Antonio Martín Beumont

Génova 13 o la casa de tócame Roque: Rajoy y las riñas internas carcomen el PP

Rajoy es víctima de sí mismo y del rajoyismo profesional, confortablemente cobijado a la sombra de La Moncloa y empeñado en difundir que la ciudadanía les premiará en unas nuevas elecciones

Génova 13 o la casa de tócame Roque: Rajoy y las riñas internas carcomen el PP
Antonio Martín Beaumont. PD

La planta noble de Génova 13 está amortajada, falta de vida y de iniciativa

Ver a Mariano Rajoy en la penumbra del Palacio de la Moncloa estirar su final como presidente es desesperante para el PP.

Al menos para una parte del partido más grande de España. Sobre todo cuando la estrategia de esperar se sustenta, en realidad, meramente en una cuestión personal.

Rajoy sabe que en cuanto levante la mano para reivindicarse, tanto PSOE como Ciudadanos, los dos socios con quien desea fraguar la Gran Coalición por la que se suspira, dirán que con él a la cabeza no van ni a la vuelta de la esquina.

Por eso mismo ha huido de la investidura como un novio a la fuga. Tal imagen no le conviene en absoluto. Intenta evitarla a cualquier precio. Incluso al del riesgo de desangrar al PP por el camino.

Rajoy teme, sobre todo, que la gente de centro derecha pueda visualizar que con otro candidato la cosa podría ser diferente.

Es decir, que si se echase a un lado para que otro nombre de sus filas buscase el consenso, al PSOE (sin la excusa de la responsabilidad política atribuida a Rajoy sobre la corrupción) se le colocaría en un trance de esos que podrían invitarle a la abstención para que el PP siga gobernando.

Sin duda, tal hipótesis sería buena para su formación política… pero muy mala para los intereses del presidente y, sobre todo, para el rajoyismo «profesional» confortablemente cobijado a la sombra de La Moncloa y empeñado en difundir por activa y por pasiva la especie de que la ciudadanía sabrá premiar en una hipotética segunda vuelta en las urnas la negativa del jefe a morder el anzuelo de unas negociaciones sin salida.

Tal comportamiento ignora los imperativos del interés general y pone en órbita las motivaciones partidistas o, mejor dicho, personales.

Mientras, claro, el PP está paralizado. Y cuando se mueve es, en todo caso, sólo a rebufo de alguna iniciativa aislada impulsada más por empeño personal de sus presidentes regionales que por decisiones de la dirección nacional.

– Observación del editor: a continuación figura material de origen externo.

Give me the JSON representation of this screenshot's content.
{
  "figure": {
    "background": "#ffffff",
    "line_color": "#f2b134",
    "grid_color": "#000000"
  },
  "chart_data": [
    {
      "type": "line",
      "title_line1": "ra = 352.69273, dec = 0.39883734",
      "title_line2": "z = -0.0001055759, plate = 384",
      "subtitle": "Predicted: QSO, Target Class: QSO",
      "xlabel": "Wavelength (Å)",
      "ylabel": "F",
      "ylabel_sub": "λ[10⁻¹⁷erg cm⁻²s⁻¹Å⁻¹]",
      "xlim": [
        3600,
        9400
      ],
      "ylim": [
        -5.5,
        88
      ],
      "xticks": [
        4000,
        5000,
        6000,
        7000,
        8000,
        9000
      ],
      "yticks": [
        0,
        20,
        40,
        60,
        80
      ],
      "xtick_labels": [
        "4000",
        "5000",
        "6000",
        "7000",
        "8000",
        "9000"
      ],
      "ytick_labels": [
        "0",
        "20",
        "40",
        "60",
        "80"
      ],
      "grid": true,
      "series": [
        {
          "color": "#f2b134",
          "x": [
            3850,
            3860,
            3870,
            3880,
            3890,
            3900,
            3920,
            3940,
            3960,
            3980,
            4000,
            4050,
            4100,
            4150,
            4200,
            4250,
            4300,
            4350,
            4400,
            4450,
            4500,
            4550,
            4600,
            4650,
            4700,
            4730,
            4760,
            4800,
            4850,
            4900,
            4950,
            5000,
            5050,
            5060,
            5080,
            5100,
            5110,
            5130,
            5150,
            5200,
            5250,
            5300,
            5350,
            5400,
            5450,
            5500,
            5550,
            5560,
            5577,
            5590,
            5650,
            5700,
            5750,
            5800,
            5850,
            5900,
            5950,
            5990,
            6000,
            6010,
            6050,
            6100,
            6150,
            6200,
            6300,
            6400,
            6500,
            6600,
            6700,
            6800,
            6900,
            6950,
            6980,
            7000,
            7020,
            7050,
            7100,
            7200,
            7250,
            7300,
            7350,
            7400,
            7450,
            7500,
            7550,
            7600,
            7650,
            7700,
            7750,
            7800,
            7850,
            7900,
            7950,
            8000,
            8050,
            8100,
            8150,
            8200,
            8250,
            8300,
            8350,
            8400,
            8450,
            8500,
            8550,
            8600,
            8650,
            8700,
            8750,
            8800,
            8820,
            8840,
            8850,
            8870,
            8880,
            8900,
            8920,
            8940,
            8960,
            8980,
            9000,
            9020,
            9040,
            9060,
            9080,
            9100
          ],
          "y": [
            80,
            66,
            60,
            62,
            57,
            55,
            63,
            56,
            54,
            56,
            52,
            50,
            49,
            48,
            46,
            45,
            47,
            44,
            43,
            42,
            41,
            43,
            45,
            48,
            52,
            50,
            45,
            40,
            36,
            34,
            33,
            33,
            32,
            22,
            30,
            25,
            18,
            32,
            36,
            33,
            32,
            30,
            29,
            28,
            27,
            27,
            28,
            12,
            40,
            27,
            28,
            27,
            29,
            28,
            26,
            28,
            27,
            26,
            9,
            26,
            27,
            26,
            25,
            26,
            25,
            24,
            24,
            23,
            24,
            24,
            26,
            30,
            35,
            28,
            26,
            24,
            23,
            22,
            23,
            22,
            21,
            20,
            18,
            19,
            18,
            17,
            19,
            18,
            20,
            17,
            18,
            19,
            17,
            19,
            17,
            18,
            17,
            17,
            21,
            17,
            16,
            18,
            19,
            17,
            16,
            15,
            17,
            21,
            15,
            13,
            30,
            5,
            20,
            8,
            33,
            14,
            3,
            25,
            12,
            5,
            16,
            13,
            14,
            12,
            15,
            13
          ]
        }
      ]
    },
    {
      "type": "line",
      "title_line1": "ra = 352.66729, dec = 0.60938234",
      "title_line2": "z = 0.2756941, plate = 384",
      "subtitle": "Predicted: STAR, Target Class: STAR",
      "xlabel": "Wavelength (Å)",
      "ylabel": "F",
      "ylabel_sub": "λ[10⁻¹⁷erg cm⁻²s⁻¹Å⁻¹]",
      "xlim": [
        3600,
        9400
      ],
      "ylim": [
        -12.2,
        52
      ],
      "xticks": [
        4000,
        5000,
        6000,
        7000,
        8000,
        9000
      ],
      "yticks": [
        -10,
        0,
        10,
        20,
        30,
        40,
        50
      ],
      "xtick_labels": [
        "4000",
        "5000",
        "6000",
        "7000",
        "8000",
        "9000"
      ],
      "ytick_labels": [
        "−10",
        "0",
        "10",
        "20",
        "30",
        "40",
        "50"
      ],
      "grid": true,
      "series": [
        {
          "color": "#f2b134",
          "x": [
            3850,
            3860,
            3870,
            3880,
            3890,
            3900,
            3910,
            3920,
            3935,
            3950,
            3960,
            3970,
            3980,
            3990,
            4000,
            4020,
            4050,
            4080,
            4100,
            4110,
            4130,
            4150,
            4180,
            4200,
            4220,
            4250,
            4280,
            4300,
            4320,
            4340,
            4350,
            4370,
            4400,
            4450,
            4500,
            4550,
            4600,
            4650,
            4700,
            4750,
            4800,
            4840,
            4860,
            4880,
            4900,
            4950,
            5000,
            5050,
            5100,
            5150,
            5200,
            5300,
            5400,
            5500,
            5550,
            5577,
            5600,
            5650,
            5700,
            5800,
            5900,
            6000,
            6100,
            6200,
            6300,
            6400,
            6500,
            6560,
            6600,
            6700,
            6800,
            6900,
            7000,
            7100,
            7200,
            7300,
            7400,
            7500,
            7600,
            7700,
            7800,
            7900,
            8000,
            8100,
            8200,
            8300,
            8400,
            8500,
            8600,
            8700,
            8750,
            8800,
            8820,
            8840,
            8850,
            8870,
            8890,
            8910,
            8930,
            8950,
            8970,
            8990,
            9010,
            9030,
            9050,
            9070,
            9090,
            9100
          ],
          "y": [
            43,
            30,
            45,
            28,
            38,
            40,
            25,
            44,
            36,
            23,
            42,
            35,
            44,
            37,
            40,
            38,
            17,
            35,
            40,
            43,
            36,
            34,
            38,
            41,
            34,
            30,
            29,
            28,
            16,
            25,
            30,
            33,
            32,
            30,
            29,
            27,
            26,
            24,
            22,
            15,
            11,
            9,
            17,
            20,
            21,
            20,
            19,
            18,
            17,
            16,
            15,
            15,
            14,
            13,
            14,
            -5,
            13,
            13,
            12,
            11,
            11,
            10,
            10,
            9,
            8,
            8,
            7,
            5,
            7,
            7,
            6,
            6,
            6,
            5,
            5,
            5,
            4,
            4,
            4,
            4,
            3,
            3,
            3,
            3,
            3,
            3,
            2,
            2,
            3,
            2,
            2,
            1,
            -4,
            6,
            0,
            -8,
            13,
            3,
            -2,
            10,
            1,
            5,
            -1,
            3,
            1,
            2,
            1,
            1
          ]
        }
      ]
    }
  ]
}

«Calma chicha, no vaya a ser que si soplamos levantemos un temporal», es la consigna que sale de la amortajada séptima planta de Génova 13. Tan sólo por inercia, sus cargos siguen lanzando sus mensajes ante las cámaras. Pero, en pasillos, viven en un estado de pesimismo permanente.

En fin, si no fuera porque tengo tanto aprecio a algunos de los que pululan por esa sede, diría que tristemente la han convertido en la casa de tócame Roque, esa corrala madrileña del siglo XIX -cerca de la calle Génova, por cierto- llena de riñas y escándalos donde los vecinos se atrincheraron durante años sin pagar el alquiler, pero en la que nadie sabía quién era el propietario que podía desalojarlos.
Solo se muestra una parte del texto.